Jornal Pires Rural – Edição 211 | CAMPINAS, Maio de 2017 | Ano XII

Prisão. Instituição que temos aprendido a ver como natural, a-histórica, e que, por isso mesmo, tem sido pouco discutida, pouco pensada, pouco problematizada. Mas, o que é prisão? Uma instituição que tem uma história, que é produzida por determinadas práticas sociais. No contemporâneo, essas práticas de aprisionamento e de governo da vida, são vistas como fazendo parte da natureza da sociedade em que vivemos. O Fórum “O que é prisão? Pra que? Para quem?” teve o objetivo de colocar em análise essa instituição prisão e ter uma visão crítica do que é e, do que representa. Pensar a prisão a partir da análise histórica dessa instituição, qual contexto histórico ela surge, e em que momento os saberes das ciências humanas e sociais emergem em torno da prisão.

Thiago Rodrigues da Universidade Federal Fluminense (UFF) participou do Fórum do Pensamento Estratégico (Penses) da Unicamp, com o tema “Prisão: Para quê? Para quem?”
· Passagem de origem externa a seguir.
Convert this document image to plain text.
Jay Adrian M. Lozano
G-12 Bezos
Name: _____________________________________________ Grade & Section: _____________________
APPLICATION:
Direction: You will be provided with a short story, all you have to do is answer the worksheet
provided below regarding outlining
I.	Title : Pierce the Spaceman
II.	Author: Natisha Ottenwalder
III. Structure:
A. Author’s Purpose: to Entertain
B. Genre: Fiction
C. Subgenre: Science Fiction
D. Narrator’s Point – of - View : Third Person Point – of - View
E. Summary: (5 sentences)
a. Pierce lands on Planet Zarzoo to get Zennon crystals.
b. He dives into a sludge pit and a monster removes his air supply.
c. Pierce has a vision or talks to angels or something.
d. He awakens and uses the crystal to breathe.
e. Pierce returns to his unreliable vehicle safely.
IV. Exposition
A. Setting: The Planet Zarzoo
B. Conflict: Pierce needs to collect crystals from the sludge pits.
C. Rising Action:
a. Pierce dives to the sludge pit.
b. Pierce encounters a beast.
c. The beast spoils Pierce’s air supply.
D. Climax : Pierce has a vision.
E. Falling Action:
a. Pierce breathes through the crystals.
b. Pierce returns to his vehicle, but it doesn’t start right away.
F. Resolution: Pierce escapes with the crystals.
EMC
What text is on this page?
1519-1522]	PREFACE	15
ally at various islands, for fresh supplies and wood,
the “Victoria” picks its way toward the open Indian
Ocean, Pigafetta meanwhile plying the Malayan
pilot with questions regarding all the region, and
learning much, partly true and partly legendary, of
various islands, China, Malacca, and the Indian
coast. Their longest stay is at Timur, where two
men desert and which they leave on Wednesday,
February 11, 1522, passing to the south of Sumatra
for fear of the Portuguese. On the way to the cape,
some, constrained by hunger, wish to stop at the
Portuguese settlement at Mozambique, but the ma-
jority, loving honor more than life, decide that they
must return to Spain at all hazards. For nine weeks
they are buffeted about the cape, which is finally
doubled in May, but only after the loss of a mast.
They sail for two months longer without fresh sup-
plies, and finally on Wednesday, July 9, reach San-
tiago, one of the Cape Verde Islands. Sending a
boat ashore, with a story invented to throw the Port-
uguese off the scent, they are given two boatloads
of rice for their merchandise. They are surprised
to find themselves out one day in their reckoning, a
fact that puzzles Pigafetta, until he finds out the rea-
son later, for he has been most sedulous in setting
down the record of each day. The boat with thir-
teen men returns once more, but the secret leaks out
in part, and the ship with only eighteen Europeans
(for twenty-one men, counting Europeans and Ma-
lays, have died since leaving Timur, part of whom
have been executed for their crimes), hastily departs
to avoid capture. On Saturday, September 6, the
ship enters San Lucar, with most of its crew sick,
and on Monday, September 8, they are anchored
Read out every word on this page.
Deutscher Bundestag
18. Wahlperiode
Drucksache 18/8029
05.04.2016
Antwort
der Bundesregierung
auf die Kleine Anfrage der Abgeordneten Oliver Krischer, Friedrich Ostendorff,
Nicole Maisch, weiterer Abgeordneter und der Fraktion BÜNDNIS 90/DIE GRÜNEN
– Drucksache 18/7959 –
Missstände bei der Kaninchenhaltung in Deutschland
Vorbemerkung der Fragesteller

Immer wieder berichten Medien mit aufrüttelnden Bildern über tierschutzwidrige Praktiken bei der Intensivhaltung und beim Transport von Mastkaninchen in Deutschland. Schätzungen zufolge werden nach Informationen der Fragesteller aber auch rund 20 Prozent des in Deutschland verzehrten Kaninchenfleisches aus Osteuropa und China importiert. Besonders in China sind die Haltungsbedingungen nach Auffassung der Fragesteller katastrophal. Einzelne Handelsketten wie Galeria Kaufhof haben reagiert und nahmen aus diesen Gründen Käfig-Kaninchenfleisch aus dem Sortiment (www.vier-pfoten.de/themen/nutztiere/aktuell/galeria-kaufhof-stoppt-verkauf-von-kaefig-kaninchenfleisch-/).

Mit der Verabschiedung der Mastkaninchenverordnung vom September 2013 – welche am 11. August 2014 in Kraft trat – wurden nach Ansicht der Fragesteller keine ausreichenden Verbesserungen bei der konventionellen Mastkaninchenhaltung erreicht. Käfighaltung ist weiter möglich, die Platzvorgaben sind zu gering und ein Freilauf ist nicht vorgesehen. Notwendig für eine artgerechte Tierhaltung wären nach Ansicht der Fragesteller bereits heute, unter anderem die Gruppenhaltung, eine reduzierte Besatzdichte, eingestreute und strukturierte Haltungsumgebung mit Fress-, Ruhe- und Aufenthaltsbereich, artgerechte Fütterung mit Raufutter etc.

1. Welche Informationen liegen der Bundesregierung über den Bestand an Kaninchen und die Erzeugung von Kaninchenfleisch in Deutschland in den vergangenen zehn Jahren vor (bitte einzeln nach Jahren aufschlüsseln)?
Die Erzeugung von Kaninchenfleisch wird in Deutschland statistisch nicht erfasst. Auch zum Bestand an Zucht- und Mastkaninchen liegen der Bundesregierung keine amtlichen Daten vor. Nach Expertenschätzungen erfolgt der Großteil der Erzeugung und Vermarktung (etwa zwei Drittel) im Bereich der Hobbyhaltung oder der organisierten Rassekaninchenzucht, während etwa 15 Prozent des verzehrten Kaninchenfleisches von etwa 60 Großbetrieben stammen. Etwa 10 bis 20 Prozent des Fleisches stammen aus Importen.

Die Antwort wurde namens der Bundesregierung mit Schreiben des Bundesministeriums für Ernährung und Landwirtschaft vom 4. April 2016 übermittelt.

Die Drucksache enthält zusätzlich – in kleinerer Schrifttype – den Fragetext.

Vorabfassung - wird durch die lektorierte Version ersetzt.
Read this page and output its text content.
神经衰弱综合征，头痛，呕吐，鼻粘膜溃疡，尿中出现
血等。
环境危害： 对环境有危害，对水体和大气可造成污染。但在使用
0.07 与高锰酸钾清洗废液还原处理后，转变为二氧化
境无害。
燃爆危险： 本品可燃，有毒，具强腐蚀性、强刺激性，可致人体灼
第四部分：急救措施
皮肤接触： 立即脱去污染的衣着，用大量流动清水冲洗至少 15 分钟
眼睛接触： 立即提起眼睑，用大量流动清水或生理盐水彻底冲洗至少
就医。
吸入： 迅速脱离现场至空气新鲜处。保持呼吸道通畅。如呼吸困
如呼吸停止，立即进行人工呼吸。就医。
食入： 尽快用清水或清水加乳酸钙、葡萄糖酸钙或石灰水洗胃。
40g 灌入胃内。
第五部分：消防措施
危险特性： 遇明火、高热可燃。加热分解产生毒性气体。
Thiago Rodrigues da Universidade Federal Fluminense (UFF) participou da mesa que abordou “Política de drogas e prisão”. Segundo seus argumentos, o proibicionismo no Brasil enriquece e fortalece as máfias, aumentando o nível de repressão policial e de corrupção, portanto, nunca fez diminuir o hábito do consumo de álcool e outras drogas pela população — que só retrai onde há conscientização. Analisar a instituição prisão exige interrogar a política proibicionista, que reprime e criminaliza as drogas; essa política vem sendo exportada dos Estados Unidos – que aprovou a lei na década de 1920. A Lei vendia a ilusão de que as drogas desapareceriam do mundo. Há um século, os efeitos das drogas são devastadores e prosseguem. Enfocou-se o uso de drogas como um desvio de conduta (um desvio moral). Para combater o vício e a degradação pessoal deu-se ao tema uma priorização militar. Milhões foram encarcerados e as drogas não desapareceram.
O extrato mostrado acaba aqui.